As aulas de história costumam falar do antigo Egito e das terras férteis graças às cheias do Nilo. Às margens do rio mais famoso do mundo, há mais de 4 mil anos, os egípcios plantavam e colhiam. Foi a agricultura que deu poder e prestígio às muitas e lendárias dinastias de faraós.
Hoje, sendo o Nilo e seu entorno praticamente a única fonte de água do país de 100 milhões de habitantes, as cidades egípcias se tornaram um problema demográfico seríssimo. Mesmo com um território considerado grande, o povo acabou se concentrando numa estreita linha junto ao rio, principalmente mais ao norte, porque todo o resto é dominado por outro grande ícone da geografia mundial: o Saara.
Dias atrás, percorri 300 quilômetros de Aswan (Assuão) no sul do Egito até Abu Simbel, quase na fronteira com o Sudão. O choque inicial de cruzar a paisagem árida e inclemente do deserto só me fazia pensar no quanto o Brasil é abençoado: enquanto o Egito inteiro depende de um único curso de água, nossas terras são entrecruzadas por incontáveis rios, riachos e afluentes. Olhando uma foto de satélite, as águas brasileiras parecem veias e artérias irrigando um corpo vivo, forte e saudável.
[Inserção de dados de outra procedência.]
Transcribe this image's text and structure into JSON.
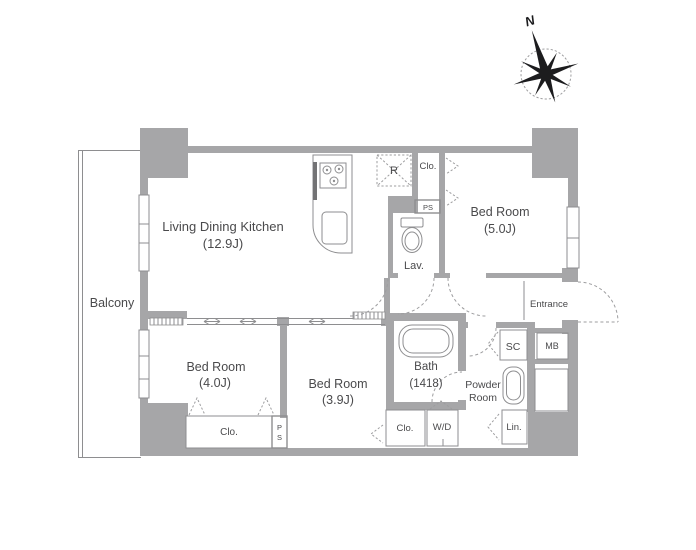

Aqui no Egito, aquela imensidão de areia e pedregulhos, mesmo com a cor belíssima ao nascer do sol, dava certa tristeza por não se ver uma única árvore ou um pássaro ou uma plantação até perder a vista no horizonte.
De repente, reparei na estrada vários caminhões carregados de grandes tubulações. Perguntei ao nosso guia Ibrahim, egípcio do Cairo, para onde iam todos aqueles canos. A resposta foi uma aula de geopolítica, começando com o controverso presidente Nasser nos anos 1960 – quando criou o maior lago artificial do mundo represando o Nilo –, passou pelo reassentamento dos povos núbios e deslocamento de templos milenares até chegar aos dias de hoje com o atual presidente do Egito, Al-Sisi, também polêmico, mas inegavelmente arrojado.
Militar de carreira, Al-Sisi não parece ter outra coisa em mente a não ser criar novas regiões habitáveis no sul do Egito para que parte do povo possa morar lá no sul, diminuindo a superpopulação das grandes cidades e ampliando a área cultivada do país.
Ao nos aproximarmos da bela região de Abu-Simbel, se vê vida no deserto.Mal pude acreditar quando no meio daquele nada surgiram plantações de milho e de trigo, tamareiras e outros pomares de frutas, brotando no meio da areia como se fossem uma miragem, graças a canais e projetos de irrigação.
Conto tudo isso com o propósito de dizer aos brasileiros que parem de se queixar e fazer grande caso de complicações que, bem lá no fundo, são ínfimas. Nosso problema enquanto nação nunca foi ter de menos, mas foi talvez sermos ricos do que realmente importa: água e terra fértil em abundância. A verdade é que somos como filhos muito mimadinhos pela Mãe Natureza. Nos queixamos demais e planejamos de menos.